S'il y a eu relativement peu de modifications à apporter au code source de Cristal, ce ne fut pas le cas sur le volet JCL, avec énormément de petits scripts à reprendre - l'influence des spécificités techniques de la plateforme sur les scripts est bien plus grand. Il est à noter que tous ces traitements restent écris en JCL et sont exécutés par LiberBatch. Ce n’est que sur les futurs scripts que les développeurs de la CNAF utiliseront les langages de script Unix Korn Shell ou Bash Shell directement et se passeront de plus en plus de LiberBatch. L’impact est plus important sur le travail des exploitants qui n’ont plus des instances CICS à gérer mais des machines virtuelles Linux. Néanmoins, VMware et Linux étaient déjà présents dans l’environnement informatique de la CNAF et désormais le mot d'ordre est de généraliser le recours à cette plateforme d’exploitation pour toutes les applications. Toute la production informatique est réinternalisée dans les datacenters de la CNAF, avec un datacenter à Sophia Antipolis et un second à Valenciennes.

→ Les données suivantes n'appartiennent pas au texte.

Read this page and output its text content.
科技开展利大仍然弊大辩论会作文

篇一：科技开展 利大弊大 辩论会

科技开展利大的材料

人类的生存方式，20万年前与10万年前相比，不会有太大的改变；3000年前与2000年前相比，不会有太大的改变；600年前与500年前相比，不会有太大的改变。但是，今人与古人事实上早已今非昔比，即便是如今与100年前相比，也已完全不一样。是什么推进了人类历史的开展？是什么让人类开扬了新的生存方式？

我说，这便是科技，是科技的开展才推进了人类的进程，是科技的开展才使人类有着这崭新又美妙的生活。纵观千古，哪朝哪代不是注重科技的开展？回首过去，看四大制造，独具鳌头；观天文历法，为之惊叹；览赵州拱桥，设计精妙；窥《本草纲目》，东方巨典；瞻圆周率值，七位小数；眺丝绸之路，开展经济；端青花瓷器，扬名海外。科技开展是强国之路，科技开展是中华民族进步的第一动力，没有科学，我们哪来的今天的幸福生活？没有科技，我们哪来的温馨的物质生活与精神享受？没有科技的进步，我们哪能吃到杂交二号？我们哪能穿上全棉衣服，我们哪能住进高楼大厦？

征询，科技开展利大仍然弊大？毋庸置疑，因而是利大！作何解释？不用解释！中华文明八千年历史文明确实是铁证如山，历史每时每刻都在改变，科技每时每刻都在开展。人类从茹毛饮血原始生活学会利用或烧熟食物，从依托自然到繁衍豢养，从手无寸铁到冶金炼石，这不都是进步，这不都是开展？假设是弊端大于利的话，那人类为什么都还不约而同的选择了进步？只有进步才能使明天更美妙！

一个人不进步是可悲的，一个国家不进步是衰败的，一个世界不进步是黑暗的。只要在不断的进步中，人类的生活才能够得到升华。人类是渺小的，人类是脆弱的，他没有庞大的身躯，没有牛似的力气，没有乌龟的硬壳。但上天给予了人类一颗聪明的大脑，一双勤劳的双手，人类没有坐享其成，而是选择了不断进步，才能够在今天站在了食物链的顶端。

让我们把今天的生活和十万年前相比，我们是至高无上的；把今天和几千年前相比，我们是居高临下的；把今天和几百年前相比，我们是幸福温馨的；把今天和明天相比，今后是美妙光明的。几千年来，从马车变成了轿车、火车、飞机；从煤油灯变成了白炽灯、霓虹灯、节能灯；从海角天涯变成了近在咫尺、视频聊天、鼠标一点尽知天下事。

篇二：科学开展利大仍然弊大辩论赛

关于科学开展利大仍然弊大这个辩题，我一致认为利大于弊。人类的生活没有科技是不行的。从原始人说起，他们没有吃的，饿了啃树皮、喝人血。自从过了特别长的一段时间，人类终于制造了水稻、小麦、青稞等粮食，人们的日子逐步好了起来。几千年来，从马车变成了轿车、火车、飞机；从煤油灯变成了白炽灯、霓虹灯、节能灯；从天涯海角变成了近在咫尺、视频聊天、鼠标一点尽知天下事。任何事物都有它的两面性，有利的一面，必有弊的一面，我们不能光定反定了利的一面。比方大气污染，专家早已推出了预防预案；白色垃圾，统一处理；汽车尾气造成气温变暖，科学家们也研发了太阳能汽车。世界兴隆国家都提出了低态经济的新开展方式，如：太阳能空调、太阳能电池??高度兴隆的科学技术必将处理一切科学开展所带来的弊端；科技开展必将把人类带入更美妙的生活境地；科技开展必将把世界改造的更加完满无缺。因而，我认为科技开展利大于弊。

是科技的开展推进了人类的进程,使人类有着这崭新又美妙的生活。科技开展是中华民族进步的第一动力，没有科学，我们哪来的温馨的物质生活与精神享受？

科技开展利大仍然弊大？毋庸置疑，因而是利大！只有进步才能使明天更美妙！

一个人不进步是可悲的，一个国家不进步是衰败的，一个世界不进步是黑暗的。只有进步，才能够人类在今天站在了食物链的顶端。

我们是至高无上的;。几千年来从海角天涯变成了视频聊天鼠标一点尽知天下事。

Si, avec un budget de 22 millions d’euros, le coût du projet peut sembler extrêmement élevé, le retour d’investissement est attendu dès la fin 2017. « Le MCO (Maintien en Condition Opérationnelle, NDLR) de nos deux plateformes mainframe était de l’ordre de 24 millions d’euros par an, un chiffre qui va tomber à 5 millions pour les quelques applications qui resteront en production sous z/OS. C’était un projet qui était devenu absolument nécessaire si on considère les contraintes de financement qui pèsent sur la branche famille. C’est une contribution à l’effort d’économie qui est demandé à la CNAF », conclut Fabrice Charraire.